Below is a minimal program that builds a conversation, renders it using the HarmonyEncoding, and parses the tokens back into messages:

use openai_harmony::chat::{Conversation, Message, Role, SystemContent};
use openai_harmony::{load_harmony_encoding, HarmonyEncodingName};

fn main() -> Result<(), Box<dyn std::error::Error>> {
    // Create some messages
    let convo = Conversation::from_messages([
        Message::from_role_and_content(Role::System, SystemContent::new()),
        Message::from_role_and_content(Role::User, "What is 2 + 2?"),
    ]);

    // Render tokens for completion
    let enc = load_harmony_encoding(HarmonyEncodingName::HarmonyGptOss)?;
    let tokens = enc.render_conversation_for_completion(&convo, Role::Assistant, None)?;
    println!("{:?}", tokens);

    // Decode & parse back
    println!("{}", enc.decode_utf8(&tokens)?);
    let parsed = enc.parse_messages_from_completion_tokens(tokens, Some(Role::Assistant))?;
    for m in parsed { println!("{:?}", m); }
    Ok(())
}

Error Handling

Most functions return anyhow::Result<T> (a type alias for Result<T, anyhow::Error>).
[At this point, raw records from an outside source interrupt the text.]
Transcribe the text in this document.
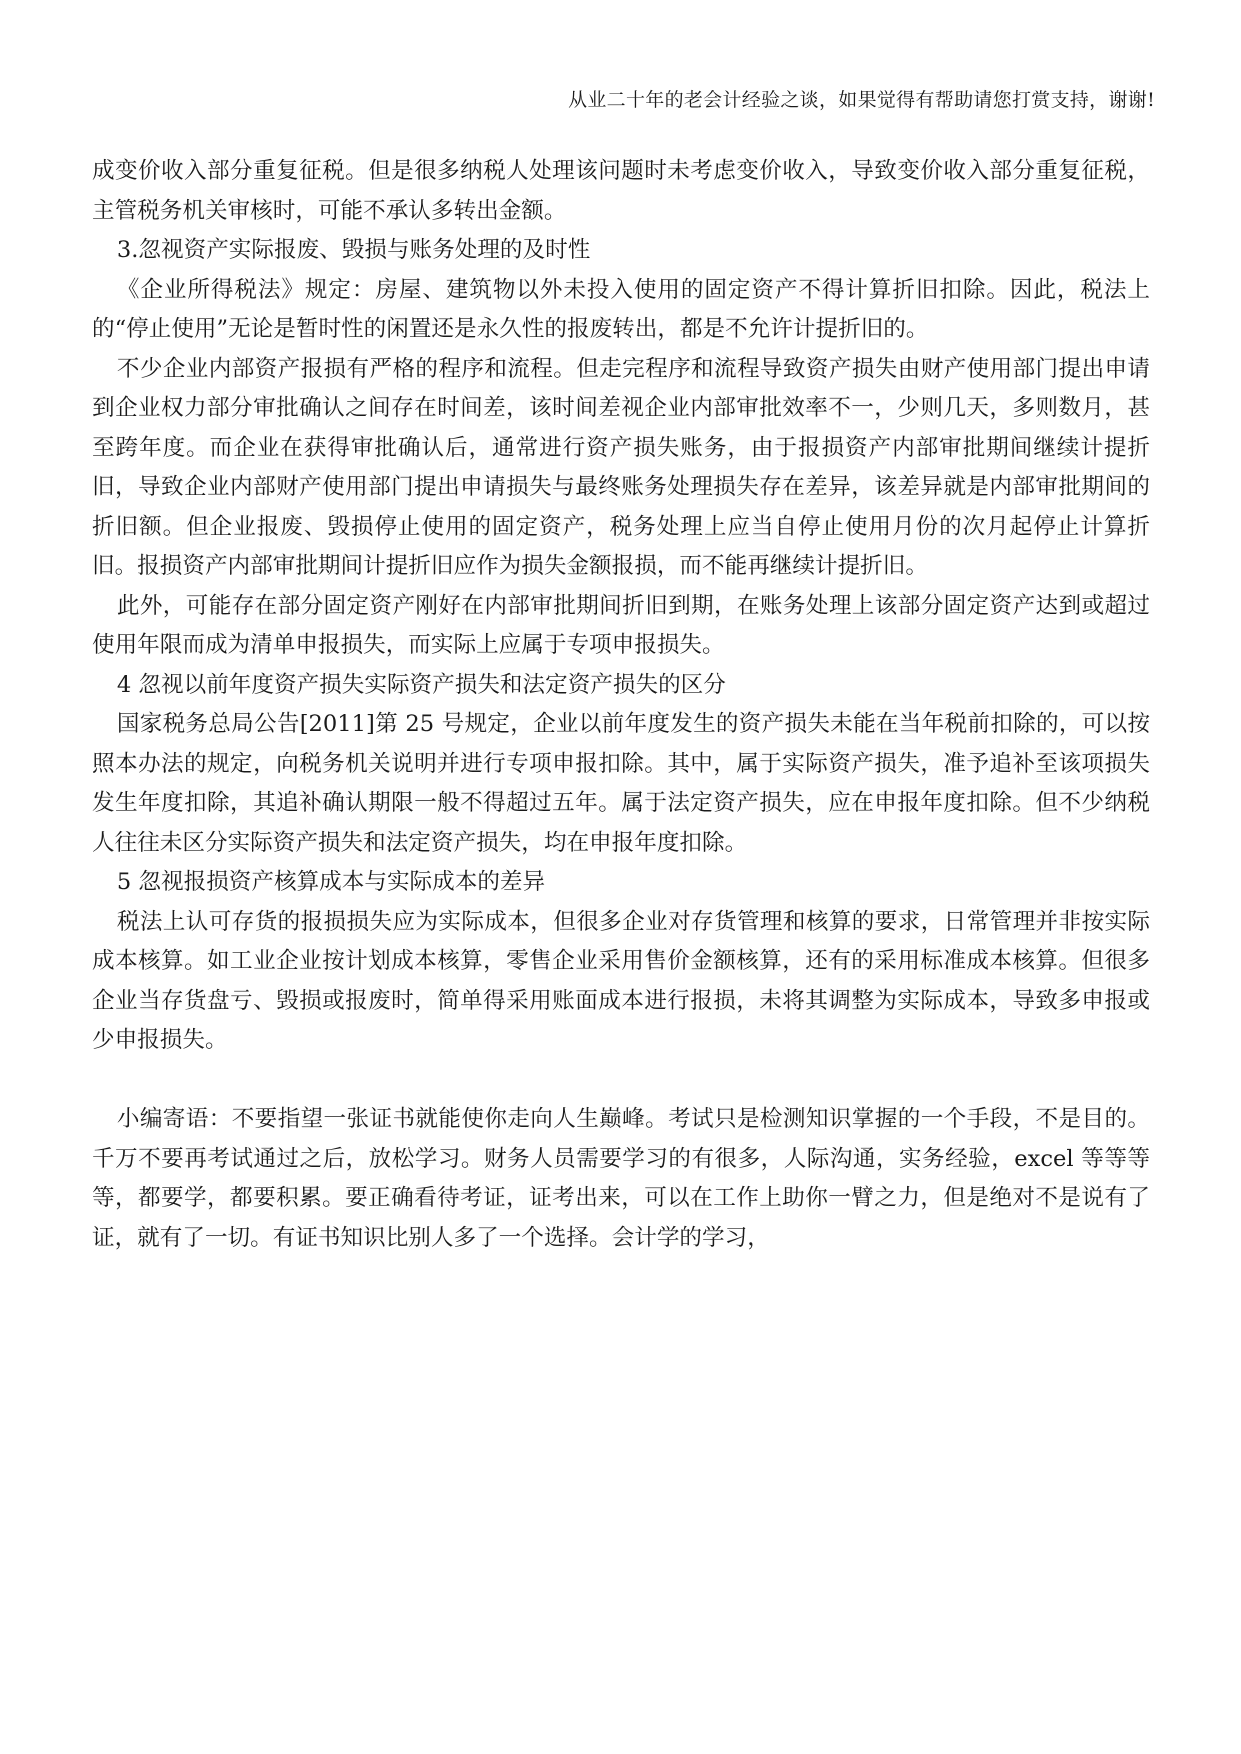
从业二十年的老会计经验之谈，如果觉得有帮助请您打赏支持，谢谢!

成变价收入部分重复征税。但是很多纳税人处理该问题时未考虑变价收入，导致变价收入部分重复征税，主管税务机关审核时，可能不承认多转出金额。

3.忽视资产实际报废、毁损与账务处理的及时性

《企业所得税法》规定：房屋、建筑物以外未投入使用的固定资产不得计算折旧扣除。因此，税法上的“停止使用”无论是暂时性的闲置还是永久性的报废转出，都是不允许计提折旧的。

不少企业内部资产报损有严格的程序和流程。但走完程序和流程导致资产损失由财产使用部门提出申请到企业权力部分审批确认之间存在时间差，该时间差视企业内部审批效率不一，少则几天，多则数月，甚至跨年度。而企业在获得审批确认后，通常进行资产损失账务，由于报损资产内部审批期间继续计提折旧，导致企业内部财产使用部门提出申请损失与最终账务处理损失存在差异，该差异就是内部审批期间的折旧额。但企业报废、毁损停止使用的固定资产，税务处理上应当自停止使用月份的次月起停止计算折旧。报损资产内部审批期间计提折旧应作为损失金额报损，而不能再继续计提折旧。

此外，可能存在部分固定资产刚好在内部审批期间折旧到期，在账务处理上该部分固定资产达到或超过使用年限而成为清单申报损失，而实际上应属于专项申报损失。

4 忽视以前年度资产损失实际资产损失和法定资产损失的区分

国家税务总局公告[2011]第 25 号规定，企业以前年度发生的资产损失未能在当年税前扣除的，可以按照本办法的规定，向税务机关说明并进行专项申报扣除。其中，属于实际资产损失，准予追补至该项损失发生年度扣除，其追补确认期限一般不得超过五年。属于法定资产损失，应在申报年度扣除。但不少纳税人往往未区分实际资产损失和法定资产损失，均在申报年度扣除。

5 忽视报损资产核算成本与实际成本的差异

税法上认可存货的报损损失应为实际成本，但很多企业对存货管理和核算的要求，日常管理并非按实际成本核算。如工业企业按计划成本核算，零售企业采用售价金额核算，还有的采用标准成本核算。但很多企业当存货盘亏、毁损或报废时，简单得采用账面成本进行报损，未将其调整为实际成本，导致多申报或少申报损失。

小编寄语：不要指望一张证书就能使你走向人生巅峰。考试只是检测知识掌握的一个手段，不是目的。千万不要再考试通过之后，放松学习。财务人员需要学习的有很多，人际沟通，实务经验，excel 等等等等，都要学，都要积累。要正确看待考证，证考出来，可以在工作上助你一臂之力，但是绝对不是说有了证，就有了一切。有证书知识比别人多了一个选择。会计学的学习，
Errors may originate from loading encodings (LoadError), rendering problems (RenderFormattingTokenError) or parsing failures when the token stream is malformed.

Typical applications propagate errors with the ? operator:

let tokens = enc.render_conversation_for_completion(&convo, Role::Assistant, None)?;
let parsed = enc.parse_messages_from_completion_tokens(tokens, Some(Role::Assistant))?;

You can also match on the underlying error kinds via anyhow::Error if you need more specific handling.